To get C all by itself I need to undo these other two operations. First I'm going to undo the plus 32 by subtracting 32 from both sides and now I have F-32 equals 9/5 times C. Well right now C is being multiplied by a fraction and the opposite of multiplying by a fraction, the way to undo that would be to multiply by that fraction's reciprocal. I'm going to multiply by 5/9. Please don't forget these parentheses.

Everything on this left hand side of the equation is going to get multiplied by that 5/9. A lot of students make the error of just writing 5/9F take away 32, they forget that 5/9 is also multiplied by that 32. So these cancel out and I'm left with now 5/9F, 5/9 times my degrees Fahrenheit take away 5/9 times 32, we'll see what that is in a second on my calculator, and I'm going to get my answer for C. So on your calculator the way to do that product 5/9 times -32, would be to first do 5 divided by 9 then whatever that answer is you're going to multiply by 32 and sick a negative sign out front.

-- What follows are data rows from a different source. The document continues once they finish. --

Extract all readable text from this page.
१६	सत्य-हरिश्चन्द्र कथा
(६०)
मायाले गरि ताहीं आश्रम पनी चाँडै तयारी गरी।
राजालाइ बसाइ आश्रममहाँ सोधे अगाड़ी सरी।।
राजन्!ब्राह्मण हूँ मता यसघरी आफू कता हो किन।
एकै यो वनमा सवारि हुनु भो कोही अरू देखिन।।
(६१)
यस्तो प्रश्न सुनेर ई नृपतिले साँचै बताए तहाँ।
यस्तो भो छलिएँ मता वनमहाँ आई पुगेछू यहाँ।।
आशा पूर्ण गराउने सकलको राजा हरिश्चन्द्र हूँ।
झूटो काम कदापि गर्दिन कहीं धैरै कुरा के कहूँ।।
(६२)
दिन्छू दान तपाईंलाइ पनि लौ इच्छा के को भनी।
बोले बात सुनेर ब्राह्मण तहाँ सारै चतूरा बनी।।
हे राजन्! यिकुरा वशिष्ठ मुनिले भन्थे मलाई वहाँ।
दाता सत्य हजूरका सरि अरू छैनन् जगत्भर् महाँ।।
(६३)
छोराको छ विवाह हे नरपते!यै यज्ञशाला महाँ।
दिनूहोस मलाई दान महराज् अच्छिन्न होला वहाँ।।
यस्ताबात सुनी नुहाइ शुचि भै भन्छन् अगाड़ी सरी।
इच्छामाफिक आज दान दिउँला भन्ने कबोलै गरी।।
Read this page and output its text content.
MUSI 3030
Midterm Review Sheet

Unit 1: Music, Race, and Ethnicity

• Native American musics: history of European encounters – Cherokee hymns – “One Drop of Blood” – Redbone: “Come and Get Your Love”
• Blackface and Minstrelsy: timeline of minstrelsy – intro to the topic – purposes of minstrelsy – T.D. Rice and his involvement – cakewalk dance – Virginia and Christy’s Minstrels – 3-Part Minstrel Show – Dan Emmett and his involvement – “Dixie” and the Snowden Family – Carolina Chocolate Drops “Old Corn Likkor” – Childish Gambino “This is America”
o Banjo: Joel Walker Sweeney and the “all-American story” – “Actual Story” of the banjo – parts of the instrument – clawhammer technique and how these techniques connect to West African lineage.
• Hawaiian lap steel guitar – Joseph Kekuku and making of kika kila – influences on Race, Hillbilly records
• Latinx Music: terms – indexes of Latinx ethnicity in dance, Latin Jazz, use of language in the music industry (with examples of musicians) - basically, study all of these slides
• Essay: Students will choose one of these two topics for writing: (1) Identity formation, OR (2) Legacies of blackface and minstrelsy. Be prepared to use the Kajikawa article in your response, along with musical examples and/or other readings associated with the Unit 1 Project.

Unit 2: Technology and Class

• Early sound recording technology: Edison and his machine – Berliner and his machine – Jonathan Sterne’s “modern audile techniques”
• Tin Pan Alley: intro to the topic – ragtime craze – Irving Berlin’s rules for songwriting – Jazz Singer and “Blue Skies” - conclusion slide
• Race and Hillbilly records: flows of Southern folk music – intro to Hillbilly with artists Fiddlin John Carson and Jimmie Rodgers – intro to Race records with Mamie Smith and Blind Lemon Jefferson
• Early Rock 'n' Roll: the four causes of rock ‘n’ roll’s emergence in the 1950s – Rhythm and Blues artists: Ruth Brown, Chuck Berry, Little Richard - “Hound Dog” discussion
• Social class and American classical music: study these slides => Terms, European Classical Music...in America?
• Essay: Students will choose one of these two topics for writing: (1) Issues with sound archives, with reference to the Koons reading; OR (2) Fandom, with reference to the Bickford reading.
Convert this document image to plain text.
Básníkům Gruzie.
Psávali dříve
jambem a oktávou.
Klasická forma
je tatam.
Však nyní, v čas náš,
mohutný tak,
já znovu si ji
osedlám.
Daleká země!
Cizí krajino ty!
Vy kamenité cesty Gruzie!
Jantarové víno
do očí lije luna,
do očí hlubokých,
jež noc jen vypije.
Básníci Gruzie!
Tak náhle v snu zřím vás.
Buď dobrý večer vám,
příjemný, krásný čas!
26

I got 17.77 repeating so I'm going to write 17.77 repeating like that. This is my final answer.

If I were given a degree in Fahrenheit and I wanted to turn it into a degree in Celsius, first I would multiply by 5/9 and then take away 17.7 repeating. This, as you guys can see, is really, really useful any time you travel outside your home country like here in the United States we use Fahrenheit but I know in other places around the world they use Celsius. So this is the kind of calculation you're going to want to keep handy any time you travel.